Posted at 2:43 PM, Dec 12, 2018
and last updated 2018-12-13 03:52:14-05

So it’s come to this: put up or shut up.

Conservative Party lawmakers have decided to keep Theresa May in office after a vote of no confidence was triggered by (at least) 15% of her own MPs.

It might have cost her offering her own head — to placate her rebels, she has agreed she will not lead her party into the next general election, currently slated for 2022. But this victory (and it is a victory) protects her from another leadership challenge for 12 months. This means that unless something dramatic happens — and that can’t be ruled out — May is all but certain to be Prime Minister of the United Kingdom of Great Britain and Northern Ireland on March 29, 2019, the day on which the country is formally scheduled to leave the European Union.

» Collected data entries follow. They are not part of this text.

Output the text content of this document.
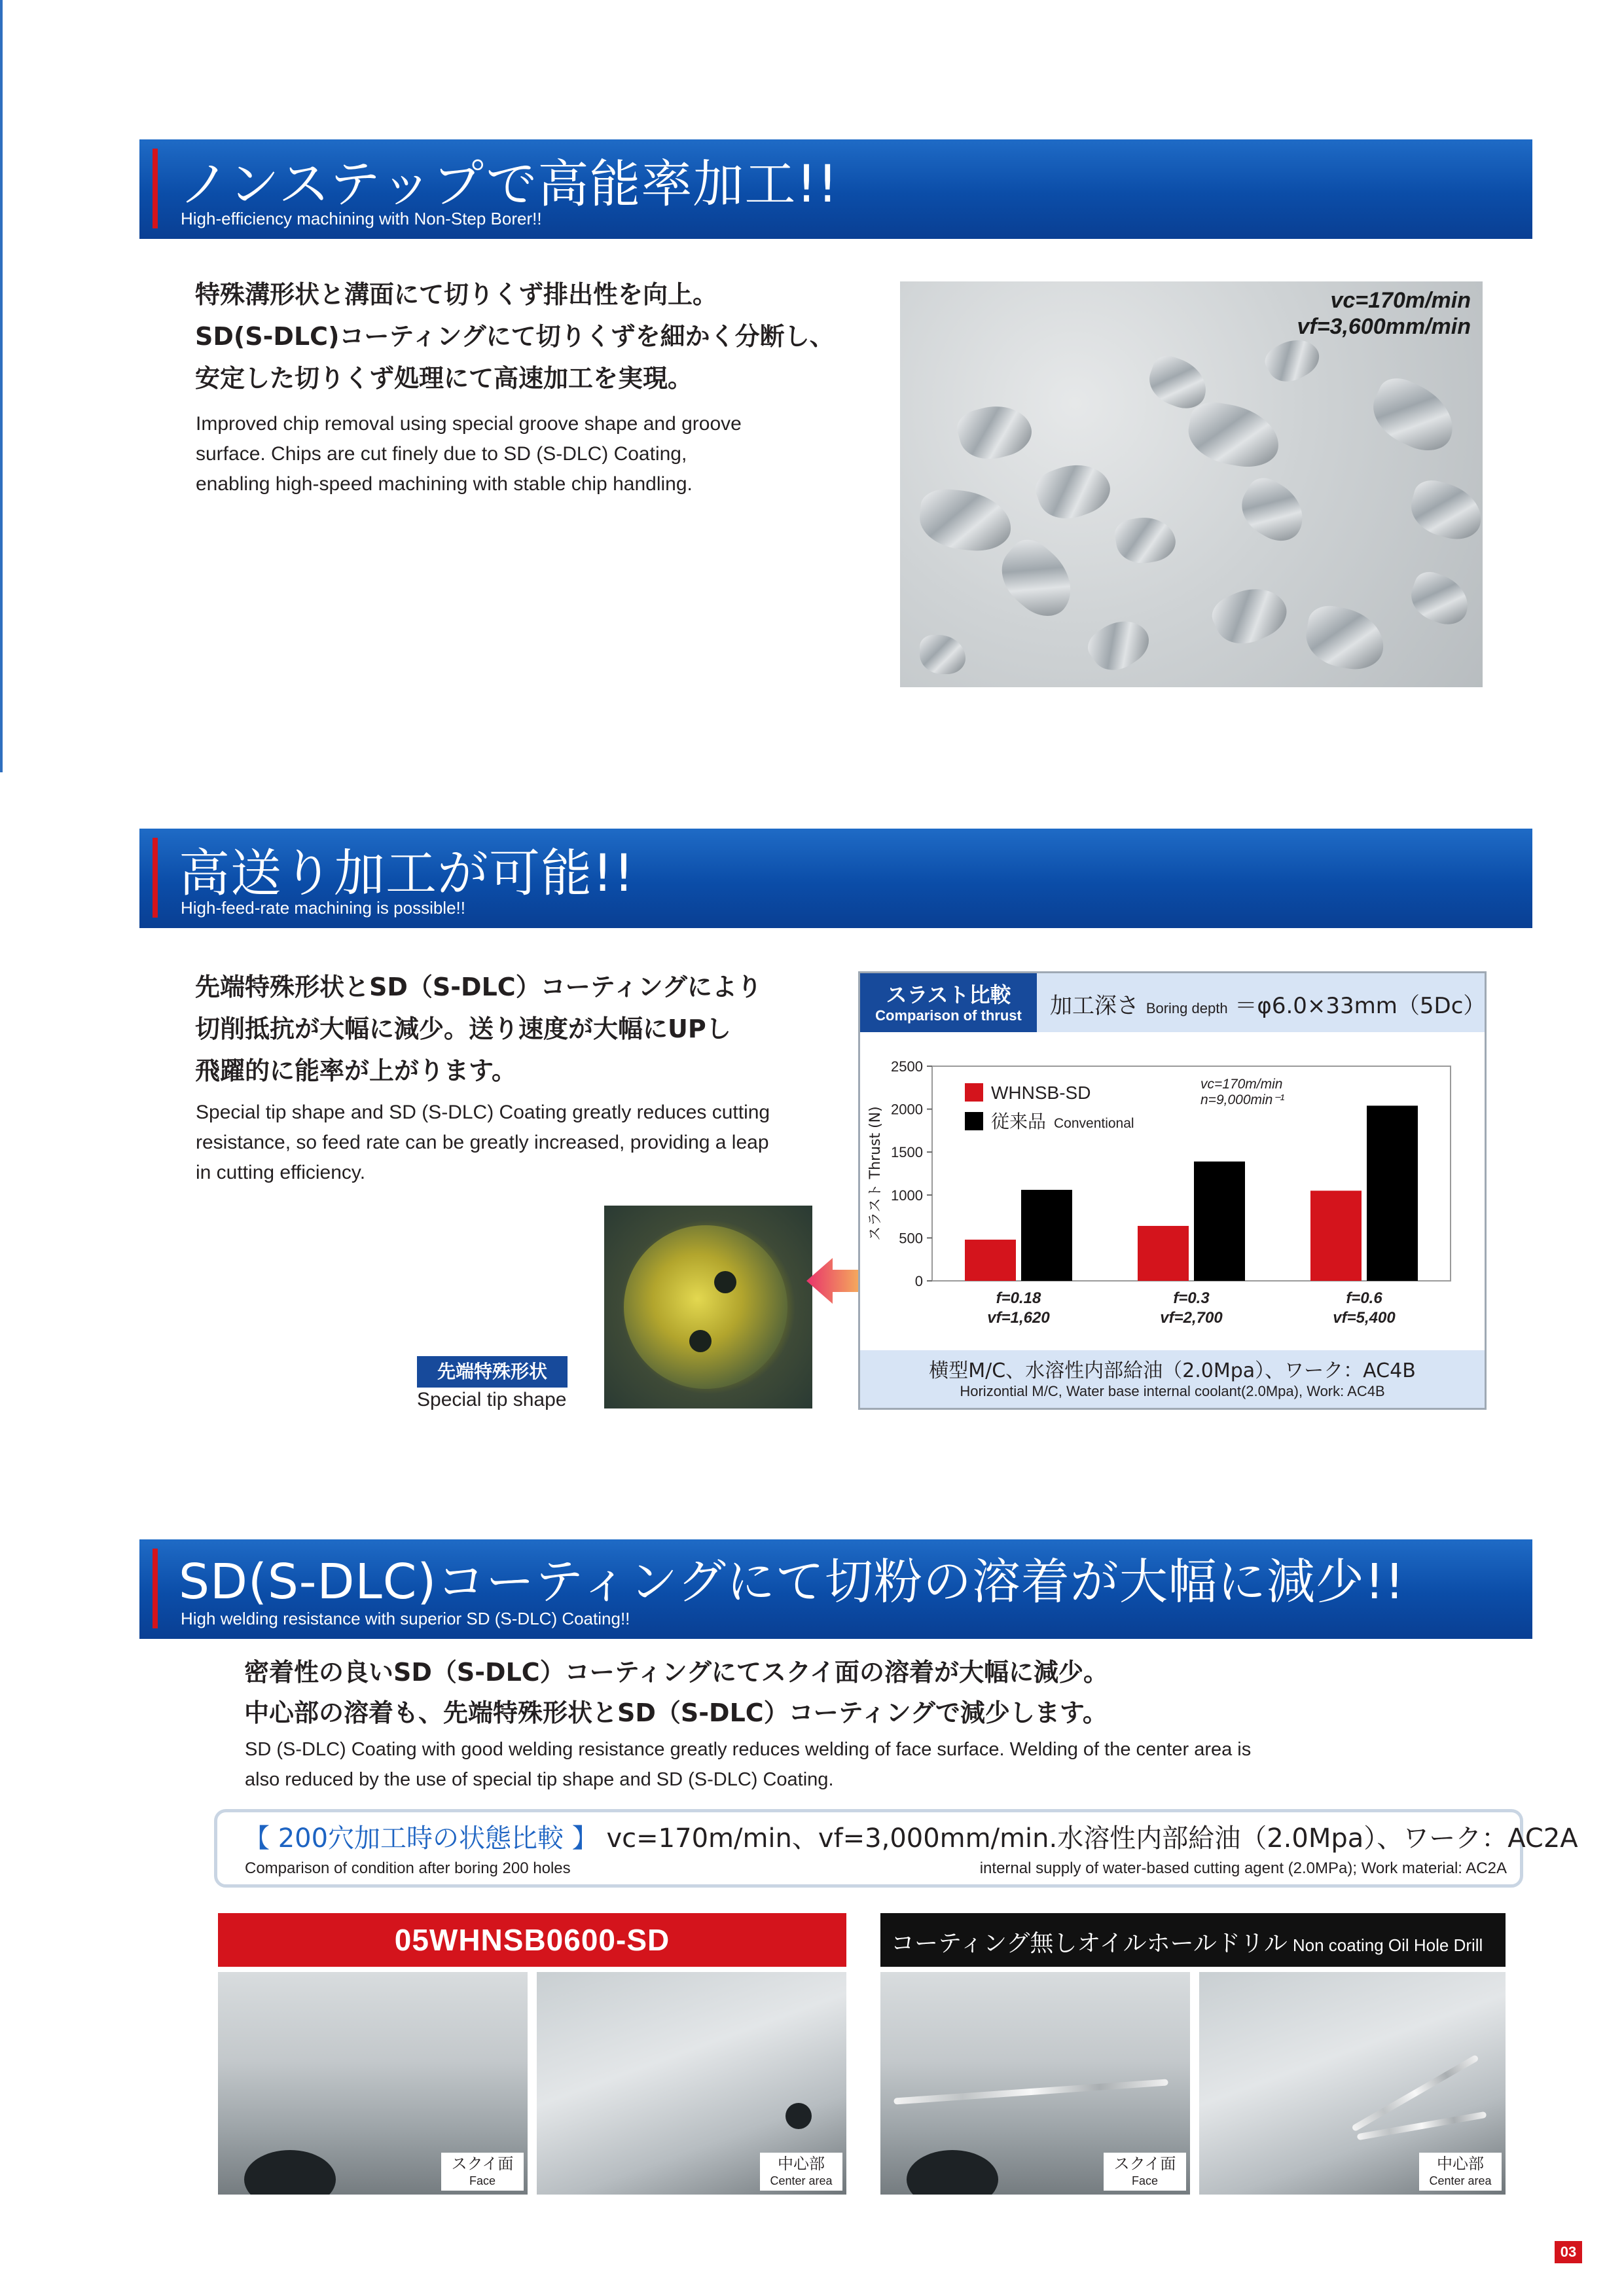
ノンステップで高能率加工!!
High-efficiency machining with Non-Step Borer!!
特殊溝形状と溝面にて切りくず排出性を向上。
SD(S-DLC)コーティングにて切りくずを細かく分断し、
安定した切りくず処理にて高速加工を実現。
Improved chip removal using special groove shape and groove
surface. Chips are cut finely due to SD (S-DLC) Coating,
enabling high-speed machining with stable chip handling.
vc=170m/min
vf=3,600mm/min
高送り加工が可能!!
High-feed-rate machining is possible!!
先端特殊形状とSD（S-DLC）コーティングにより
切削抵抗が大幅に減少。送り速度が大幅にUPし
飛躍的に能率が上がります。
Special tip shape and SD (S-DLC) Coating greatly reduces cutting
resistance, so feed rate can be greatly increased, providing a leap
in cutting efficiency.
先端特殊形状
Special tip shape
スラスト比較
Comparison of thrust	加工深さ Boring depth ＝φ6.0×33mm（5Dc）
0
500
1000
1500
2000
2500
スラスト Thrust (N)
f=0.18
vf=1,620
f=0.3
vf=2,700
f=0.6
vf=5,400
WHNSB-SD
従来品 Conventional
vc=170m/min
n=9,000min⁻¹
横型M/C、水溶性内部給油（2.0Mpa）、ワーク：AC4B
Horizontial M/C, Water base internal coolant(2.0Mpa), Work: AC4B
SD(S-DLC)コーティングにて切粉の溶着が大幅に減少!!
High welding resistance with superior SD (S-DLC) Coating!!
密着性の良いSD（S-DLC）コーティングにてスクイ面の溶着が大幅に減少。
中心部の溶着も、先端特殊形状とSD（S-DLC）コーティングで減少します。
SD (S-DLC) Coating with good welding resistance greatly reduces welding of face surface. Welding of the center area is
also reduced by the use of special tip shape and SD (S-DLC) Coating.
【 200穴加工時の状態比較 】 vc=170m/min、vf=3,000mm/min.水溶性内部給油（2.0Mpa）、ワーク：AC2A
Comparison of condition after boring 200 holes	internal supply of water-based cutting agent (2.0MPa); Work material: AC2A
05WHNSB0600-SD	コーティング無しオイルホールドリル Non coating Oil Hole Drill
スクイ面
Face
中心部
Center area
スクイ面
Face
中心部
Center area
03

Having had to delay the House of Commons voteon her deal with the EU earlier this week, amid predictions of a heavy defeat, this leaves Brexit in a strange position.

May’s deal had insufficient support of many of her own MPs for wide-ranging reasons, but mainly because of the Irish border backstop keeping the UK temporarily in a customs union to avoid a hard border with the Republic. These lawmakers say that without significant changes or a total scrapping of the backstop, they cannot vote with the government.

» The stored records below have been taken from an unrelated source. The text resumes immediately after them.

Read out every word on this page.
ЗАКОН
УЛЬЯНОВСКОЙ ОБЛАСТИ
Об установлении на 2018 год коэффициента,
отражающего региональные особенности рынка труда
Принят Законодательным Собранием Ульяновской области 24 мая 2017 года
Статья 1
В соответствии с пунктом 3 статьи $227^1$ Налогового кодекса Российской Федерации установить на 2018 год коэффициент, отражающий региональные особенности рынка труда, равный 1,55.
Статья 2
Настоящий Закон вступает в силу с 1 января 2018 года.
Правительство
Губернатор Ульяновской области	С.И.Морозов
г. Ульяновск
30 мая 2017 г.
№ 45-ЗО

Without the support of her MPs — or of MPs from other parties sympathetic to her deal — the PM was stuck between a rock and a hard place: an EU unwilling to reopen negotiations on the deal and a House of Commons unwilling to accept that agreement with the EU.

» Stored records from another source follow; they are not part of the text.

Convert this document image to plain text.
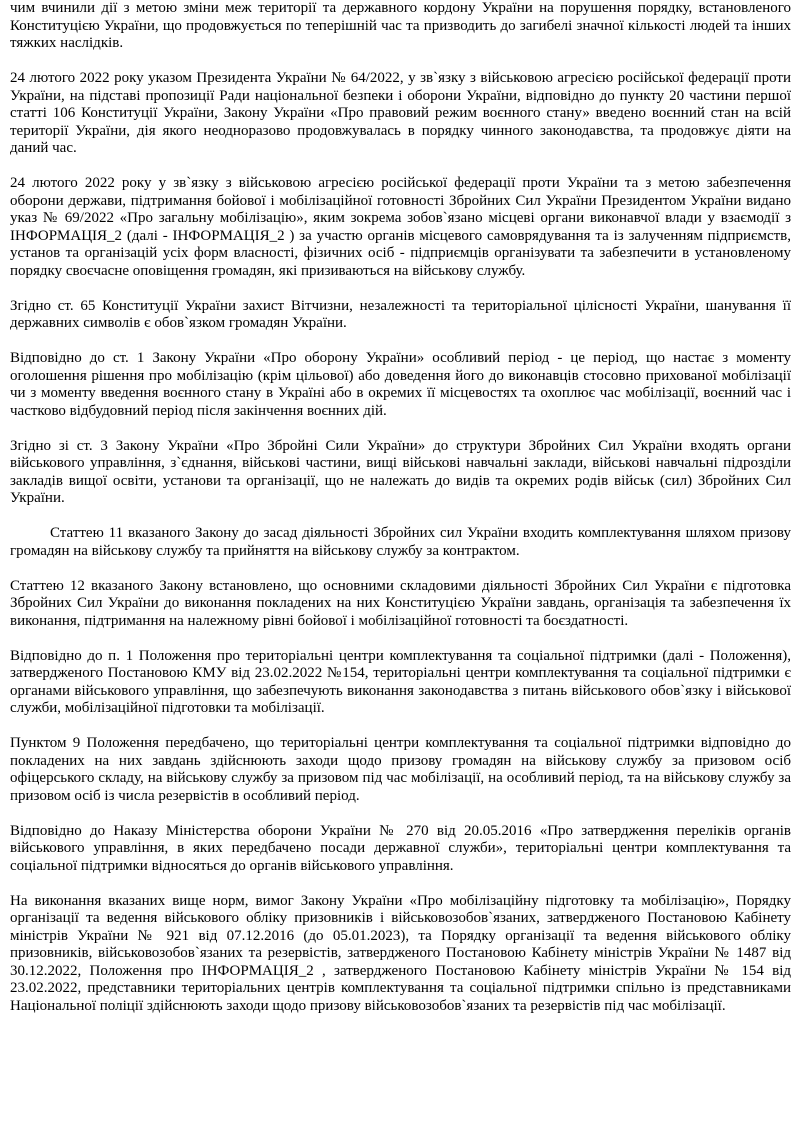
чим вчинили дії з метою зміни меж території та державного кордону України на порушення порядку, встановленого Конституцією України, що продовжується по теперішній час та призводить до загибелі значної кількості людей та інших тяжких наслідків.

24 лютого 2022 року указом Президента України № 64/2022, у зв`язку з військовою агресією російської федерації проти України, на підставі пропозиції Ради національної безпеки і оборони України, відповідно до пункту 20 частини першої статті 106 Конституції України, Закону України «Про правовий режим воєнного стану» введено воєнний стан на всій території України, дія якого неодноразово продовжувалась в порядку чинного законодавства, та продовжує діяти на даний час.

24 лютого 2022 року у зв`язку з військовою агресією російської федерації проти України та з метою забезпечення оборони держави, підтримання бойової і мобілізаційної готовності Збройних Сил України Президентом України видано указ № 69/2022 «Про загальну мобілізацію», яким зокрема зобов`язано місцеві органи виконавчої влади у взаємодії з ІНФОРМАЦІЯ_2 (далі - ІНФОРМАЦІЯ_2 ) за участю органів місцевого самоврядування та із залученням підприємств, установ та організацій усіх форм власності, фізичних осіб - підприємців організувати та забезпечити в установленому порядку своєчасне оповіщення громадян, які призиваються на військову службу.

Згідно ст. 65 Конституції України захист Вітчизни, незалежності та територіальної цілісності України, шанування її державних символів є обов`язком громадян України.

Відповідно до ст. 1 Закону України «Про оборону України» особливий період - це період, що настає з моменту оголошення рішення про мобілізацію (крім цільової) або доведення його до виконавців стосовно прихованої мобілізації чи з моменту введення воєнного стану в Україні або в окремих її місцевостях та охоплює час мобілізації, воєнний час і частково відбудовний період після закінчення воєнних дій.

Згідно зі ст. 3 Закону України «Про Збройні Сили України» до структури Збройних Сил України входять органи військового управління, з`єднання, військові частини, вищі військові навчальні заклади, військові навчальні підрозділи закладів вищої освіти, установи та організації, що не належать до видів та окремих родів військ (сил) Збройних Сил України.

Статтею 11 вказаного Закону до засад діяльності Збройних сил України входить комплектування шляхом призову громадян на військову службу та прийняття на військову службу за контрактом.

Статтею 12 вказаного Закону встановлено, що основними складовими діяльності Збройних Сил України є підготовка Збройних Сил України до виконання покладених на них Конституцією України завдань, організація та забезпечення їх виконання, підтримання на належному рівні бойової і мобілізаційної готовності та боєздатності.

Відповідно до п. 1 Положення про територіальні центри комплектування та соціальної підтримки (далі - Положення), затвердженого Постановою КМУ від 23.02.2022 №154, територіальні центри комплектування та соціальної підтримки є органами військового управління, що забезпечують виконання законодавства з питань військового обов`язку і військової служби, мобілізаційної підготовки та мобілізації.

Пунктом 9 Положення передбачено, що територіальні центри комплектування та соціальної підтримки відповідно до покладених на них завдань здійснюють заходи щодо призову громадян на військову службу за призовом осіб офіцерського складу, на військову службу за призовом під час мобілізації, на особливий період, та на військову службу за призовом осіб із числа резервістів в особливий період.

Відповідно до Наказу Міністерства оборони України № 270 від 20.05.2016 «Про затвердження переліків органів військового управління, в яких передбачено посади державної служби», територіальні центри комплектування та соціальної підтримки відносяться до органів військового управління.

На виконання вказаних вище норм, вимог Закону України «Про мобілізаційну підготовку та мобілізацію», Порядку організації та ведення військового обліку призовників і військовозобов`язаних, затвердженого Постановою Кабінету міністрів України № 921 від 07.12.2016 (до 05.01.2023), та Порядку організації та ведення військового обліку призовників, військовозобов`язаних та резервістів, затвердженого Постановою Кабінету міністрів України № 1487 від 30.12.2022, Положення про ІНФОРМАЦІЯ_2 , затвердженого Постановою Кабінету міністрів України № 154 від 23.02.2022, представники територіальних центрів комплектування та соціальної підтримки спільно із представниками Національної поліції здійснюють заходи щодо призову військовозобов`язаних та резервістів під час мобілізації.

Crude maths suggest that even if we recalculate the numbers based on Wednesday night’s vote, she still doesn’t have the support to take her deal through the Commons.

And that’s before we even start thinking about the prospect of a motion of no confidence in her government in the House of Commons, which could be put forward by the opposition Labour Party.

So we come back to put up or shut up. Conservative rebels have tried to remove her through the formal process. If they continue to resist May and vote against her in the Commons, it seems inconceivable that she can carry on governing. Then, the prospect of the UK stumbling into a no-deal Brexit looks more likely than ever.

That could mean, according to several analysts, food shortages, grounded flights, people being left without medicine and catastrophic economic fluctuations.

This is the hand that May must now play with her backbenchers. However much they hate her deal, it at least guarantees the economy will not fall off a cliff and that life in the UK can go on as is for the foreseeable future while the UK and EU work out what comes next.

The rebels will continue to argue that May needs to press the EU harder, as it’s just as important to Brussels that this doesn’t end in disaster as it is to the UK. And she gets her chance to do exactly this on Thursday, as she travels to Brussels for a summit with the assorted leaders of EU governments.

So goes their argument, May can at this point say unequivocally to the EU that their deal is simply not one that will pass in parliament, so now is the time to reopen negotiations. If they refuse, the UK will simply walk away, taking with it the trade surplus the EU enjoys with the UK and the £39 billion ($49 billion) divorce settlement that the EU sorely needs to plug the gaps in its budget.

Both arguments are compelling — if terrifying — and it remains to be seen if either side is willing to blink.

Right now, nothing is certain, other than the fact that the Brexit headache will not end for a very long time. Let’s hope we have enough painkillers to get through it.